Eat That Frog is a productivity / prioritization classic with a little bit of a corny name.
The whole concept of eating your frogs is based on the premise that if you “ate a live frog every morning that would be the hardest thing you do all day.”
The general premise of “eating your frogs” entails:
- Getting your 3 “most important tasks” for the next day written down the night before.
- Prioritizing the hard stuff/ the stuff that will get the most results, not yielding to the temptation to ‘knock out the easy stuff first.’
- Focusing on getting your 3 most important tasks first thing in the day and making sure to block time to complete these 3 things.
Brian Tracy has a strong inclination that getting up early will help you eat more frogs and be significantly more productive.
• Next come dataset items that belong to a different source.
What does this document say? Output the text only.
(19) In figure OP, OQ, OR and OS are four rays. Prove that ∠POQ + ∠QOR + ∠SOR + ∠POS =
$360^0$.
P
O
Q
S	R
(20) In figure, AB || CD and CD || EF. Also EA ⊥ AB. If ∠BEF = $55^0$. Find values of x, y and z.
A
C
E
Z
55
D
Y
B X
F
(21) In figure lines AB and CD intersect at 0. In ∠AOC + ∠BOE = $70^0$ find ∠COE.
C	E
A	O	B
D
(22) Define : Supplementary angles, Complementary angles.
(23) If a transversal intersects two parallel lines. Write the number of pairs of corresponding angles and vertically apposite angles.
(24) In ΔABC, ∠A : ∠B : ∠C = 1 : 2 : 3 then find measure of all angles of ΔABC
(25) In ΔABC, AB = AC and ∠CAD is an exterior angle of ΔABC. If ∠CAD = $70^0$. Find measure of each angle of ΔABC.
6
Blocking time is a big key to making this happen, because when you create intentional undistracted time that’s when your work will get done. It just so happens that a lot of times – the morning can be a great place to get undistracted time.
Because, of course, so many of the things that drain our time come from the outside and we need to protect ourselves with the word “no:”
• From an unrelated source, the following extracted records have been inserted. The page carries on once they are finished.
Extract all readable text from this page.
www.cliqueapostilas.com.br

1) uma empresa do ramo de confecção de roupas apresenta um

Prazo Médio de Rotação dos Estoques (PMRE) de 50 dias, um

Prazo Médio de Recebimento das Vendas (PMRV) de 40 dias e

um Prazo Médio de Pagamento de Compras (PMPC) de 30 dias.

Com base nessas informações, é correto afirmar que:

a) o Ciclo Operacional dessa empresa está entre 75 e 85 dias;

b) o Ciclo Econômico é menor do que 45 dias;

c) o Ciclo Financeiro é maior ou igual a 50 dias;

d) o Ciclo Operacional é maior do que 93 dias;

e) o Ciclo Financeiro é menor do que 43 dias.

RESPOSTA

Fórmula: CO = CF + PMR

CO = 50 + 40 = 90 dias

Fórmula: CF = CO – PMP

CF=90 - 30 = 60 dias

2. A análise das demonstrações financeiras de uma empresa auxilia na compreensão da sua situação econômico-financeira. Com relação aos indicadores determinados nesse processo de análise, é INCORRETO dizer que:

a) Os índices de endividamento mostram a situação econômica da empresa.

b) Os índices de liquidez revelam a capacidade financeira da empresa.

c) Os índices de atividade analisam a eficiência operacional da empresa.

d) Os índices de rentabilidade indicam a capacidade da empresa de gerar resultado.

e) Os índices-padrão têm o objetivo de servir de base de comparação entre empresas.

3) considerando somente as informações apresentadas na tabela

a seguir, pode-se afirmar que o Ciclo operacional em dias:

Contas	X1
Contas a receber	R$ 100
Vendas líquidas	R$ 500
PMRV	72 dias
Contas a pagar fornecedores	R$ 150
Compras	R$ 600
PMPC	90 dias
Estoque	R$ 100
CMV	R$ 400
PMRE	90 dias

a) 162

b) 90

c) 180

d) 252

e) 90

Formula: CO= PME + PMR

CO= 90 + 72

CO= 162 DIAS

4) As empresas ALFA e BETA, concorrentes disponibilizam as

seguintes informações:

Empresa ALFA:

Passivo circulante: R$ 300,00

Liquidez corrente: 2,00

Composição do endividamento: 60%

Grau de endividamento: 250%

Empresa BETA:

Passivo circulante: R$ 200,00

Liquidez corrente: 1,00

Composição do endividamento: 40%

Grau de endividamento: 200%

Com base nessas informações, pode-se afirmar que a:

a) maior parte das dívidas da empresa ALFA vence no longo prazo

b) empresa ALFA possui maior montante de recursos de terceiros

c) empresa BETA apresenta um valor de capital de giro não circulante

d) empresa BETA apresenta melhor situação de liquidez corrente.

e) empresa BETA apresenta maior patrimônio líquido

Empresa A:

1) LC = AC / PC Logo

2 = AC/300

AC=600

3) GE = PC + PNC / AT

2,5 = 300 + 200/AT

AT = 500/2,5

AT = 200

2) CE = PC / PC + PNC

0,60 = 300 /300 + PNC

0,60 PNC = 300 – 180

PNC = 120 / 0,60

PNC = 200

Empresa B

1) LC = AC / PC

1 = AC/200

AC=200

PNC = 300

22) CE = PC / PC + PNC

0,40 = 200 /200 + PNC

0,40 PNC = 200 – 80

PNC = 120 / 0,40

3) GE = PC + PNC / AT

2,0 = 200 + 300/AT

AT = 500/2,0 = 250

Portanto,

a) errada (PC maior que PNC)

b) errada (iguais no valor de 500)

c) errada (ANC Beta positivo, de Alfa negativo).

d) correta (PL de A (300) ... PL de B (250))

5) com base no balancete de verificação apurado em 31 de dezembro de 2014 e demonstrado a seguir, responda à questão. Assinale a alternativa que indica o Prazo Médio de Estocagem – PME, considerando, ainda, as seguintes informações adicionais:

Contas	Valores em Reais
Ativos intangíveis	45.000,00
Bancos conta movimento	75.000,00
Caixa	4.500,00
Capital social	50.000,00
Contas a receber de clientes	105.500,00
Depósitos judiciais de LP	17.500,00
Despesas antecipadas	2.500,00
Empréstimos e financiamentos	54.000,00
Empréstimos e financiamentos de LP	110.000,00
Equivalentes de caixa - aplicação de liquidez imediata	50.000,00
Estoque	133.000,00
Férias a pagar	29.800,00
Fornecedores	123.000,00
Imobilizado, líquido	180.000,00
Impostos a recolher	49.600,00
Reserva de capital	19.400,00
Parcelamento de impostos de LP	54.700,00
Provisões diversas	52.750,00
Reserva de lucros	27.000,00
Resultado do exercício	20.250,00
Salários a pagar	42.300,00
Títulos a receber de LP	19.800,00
- You can say no to anything that isn’t a clear high-value use of time
- Saying no is a magical way to create more time
- Say no regularly as a very effective time-management strategy.
- Say no early and often!
Sometimes when someone is delegating something to you, they really just need to get it off their plate at that particular moment – they’re not saying you have to get it done just that moment. If you really can’t say no, give them assurances that it will be done and by when. If your team is interrupting your workflow multiple times a day with emergencies, or things that can’t be placed in your regular queue– it might be time to push back and clearly and calmly tell them that you work better when you can create your own priorities.
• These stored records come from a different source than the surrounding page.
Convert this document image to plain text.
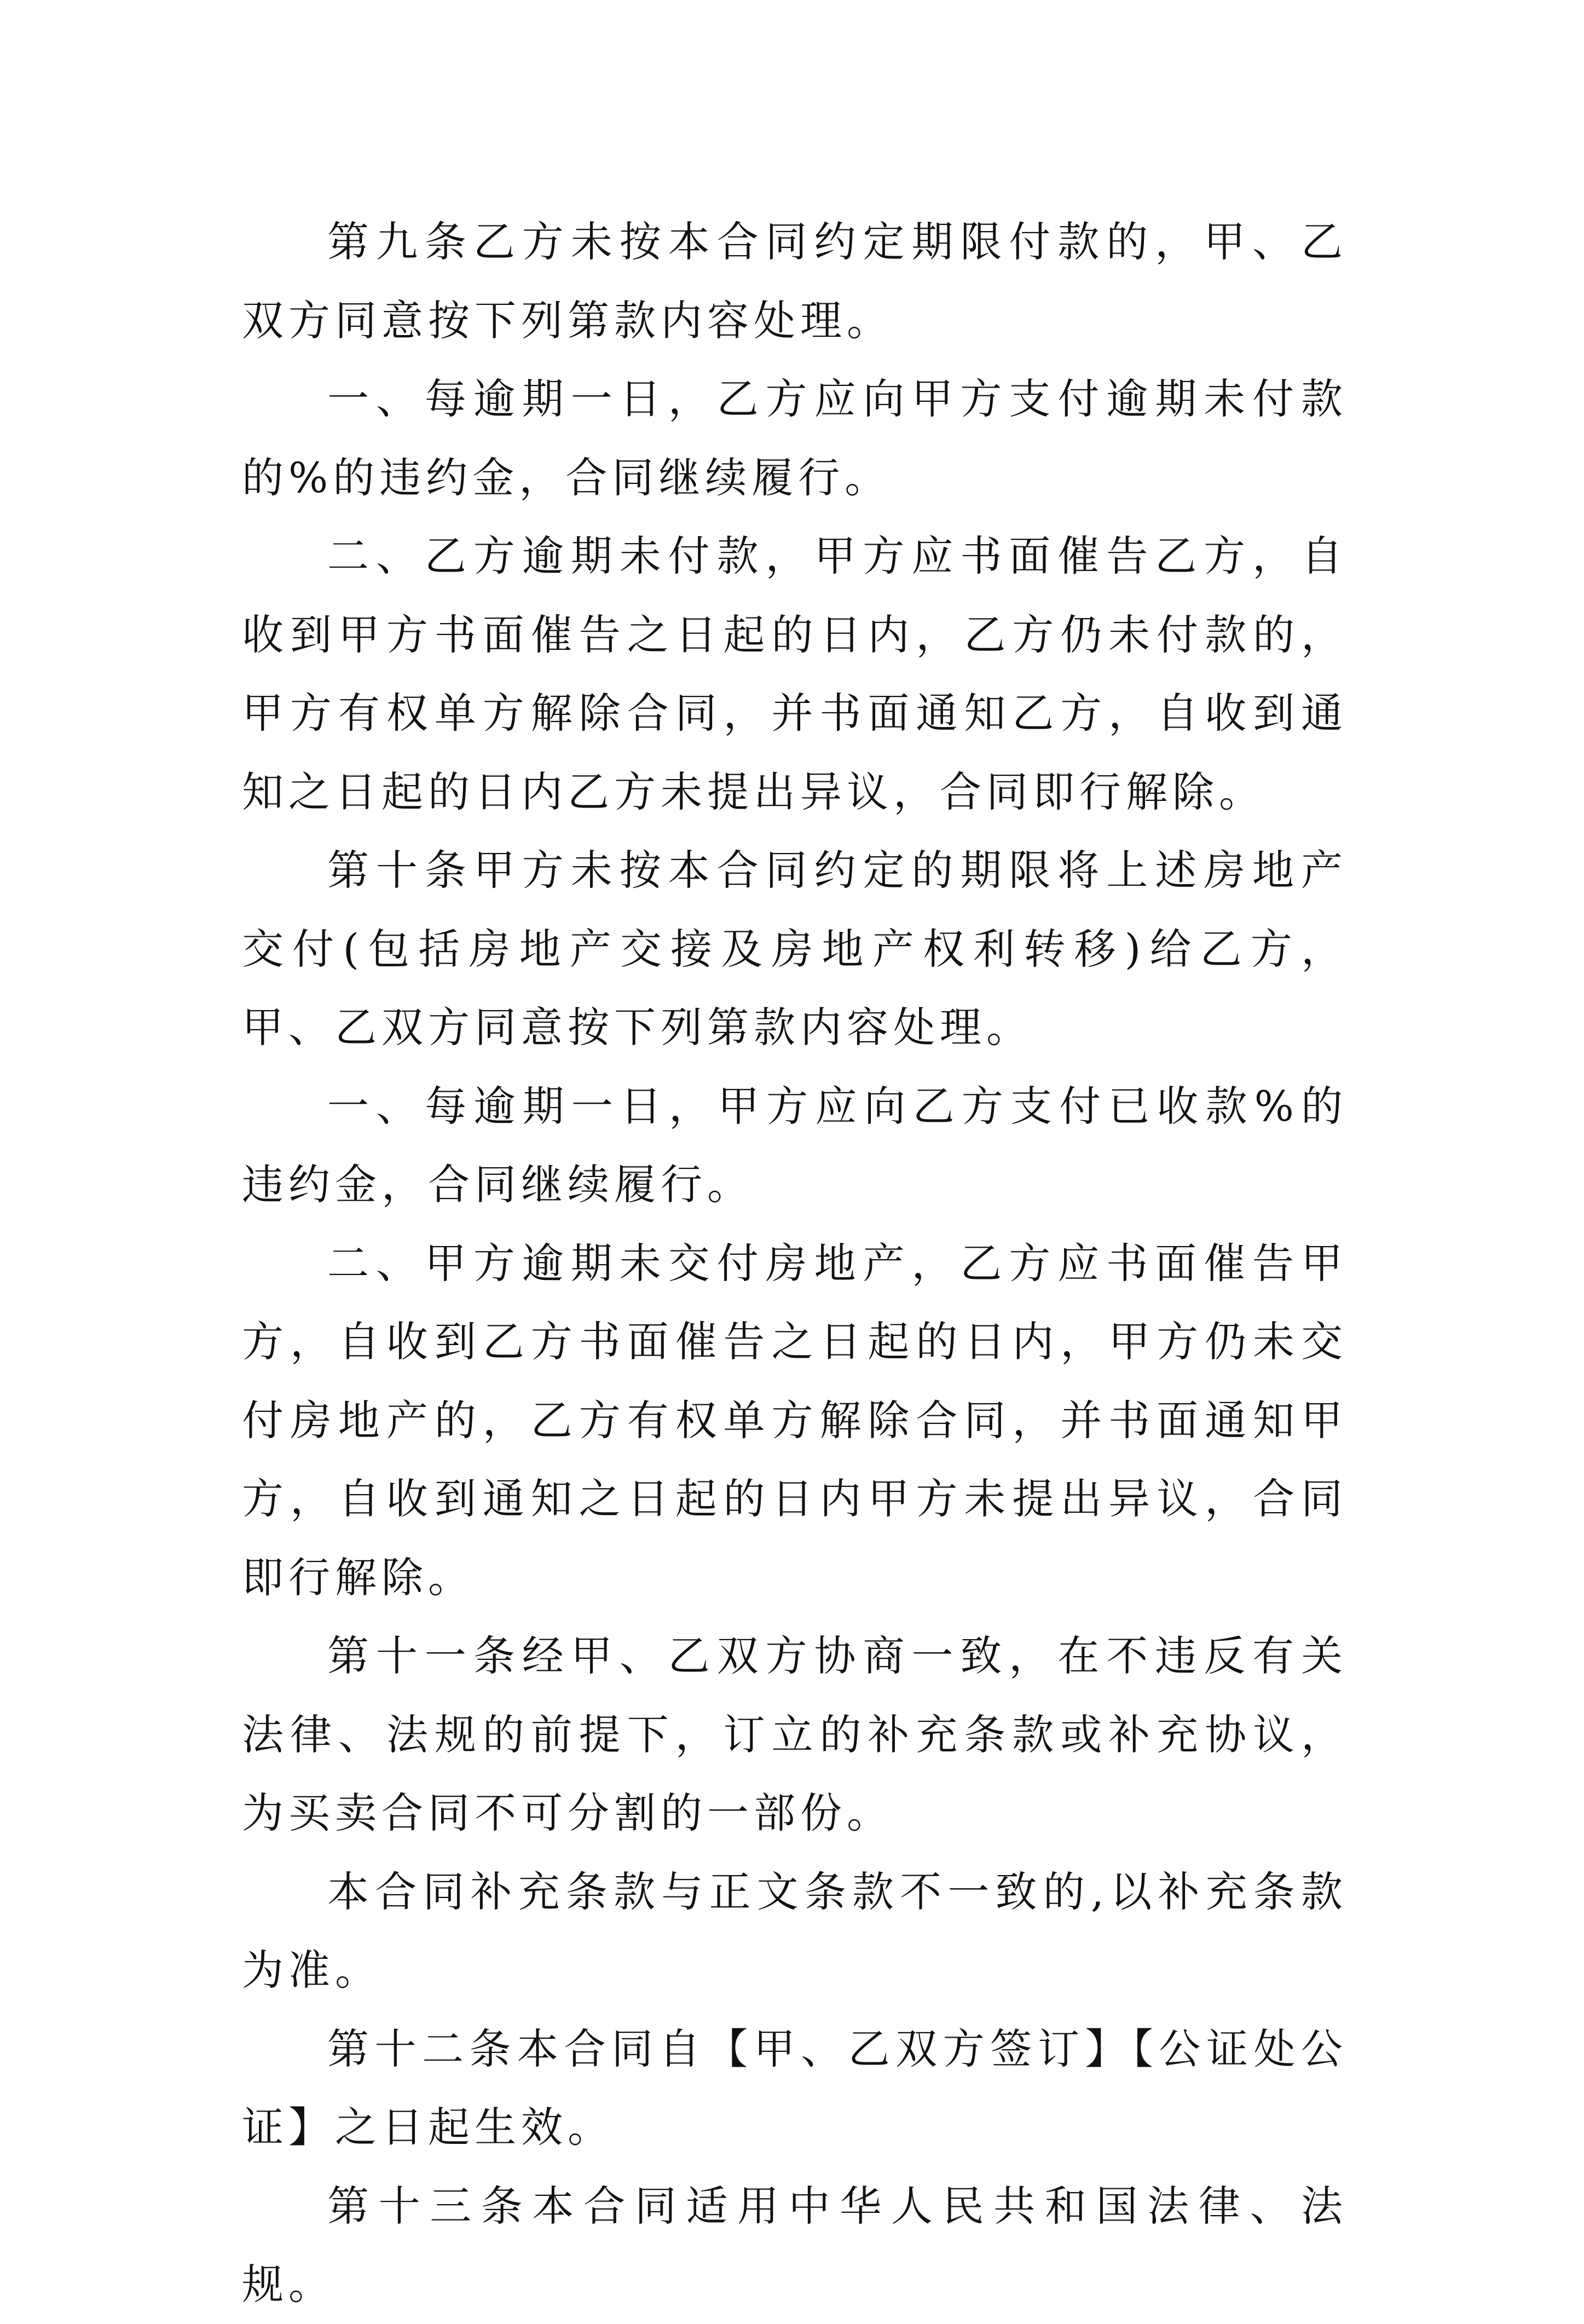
第九条乙方未按本合同约定期限付款的，甲、乙双方同意按下列第款内容处理。

一、每逾期一日，乙方应向甲方支付逾期未付款的%的违约金，合同继续履行。

二、乙方逾期未付款，甲方应书面催告乙方，自收到甲方书面催告之日起的日内，乙方仍未付款的，甲方有权单方解除合同，并书面通知乙方，自收到通知之日起的日内乙方未提出异议，合同即行解除。

第十条甲方未按本合同约定的期限将上述房地产交付(包括房地产交接及房地产权利转移)给乙方，甲、乙双方同意按下列第款内容处理。

一、每逾期一日，甲方应向乙方支付已收款%的违约金，合同继续履行。

二、甲方逾期未交付房地产，乙方应书面催告甲方，自收到乙方书面催告之日起的日内，甲方仍未交付房地产的，乙方有权单方解除合同，并书面通知甲方，自收到通知之日起的日内甲方未提出异议，合同即行解除。

第十一条经甲、乙双方协商一致，在不违反有关法律、法规的前提下，订立的补充条款或补充协议，为买卖合同不可分割的一部份。

本合同补充条款与正文条款不一致的,以补充条款为准。

第十二条本合同自【甲、乙双方签订】【公证处公证】之日起生效。

第十三条本合同适用中华人民共和国法律、法规。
Everyone works a little different, though, so if you’re the type of person that doesn’t mind other people driving your time then maybe another person setting your priorities works for you. For me, it would drive me nuts.
Write it down:
So much of this premise is based on you writing down the key things you need to do, and your most important goals. Write down your most important goals and then write down what you will need to do to get there. Writing it down is essential, and there’s something about physically writing that helps engrain our priorities and our goals in our minds.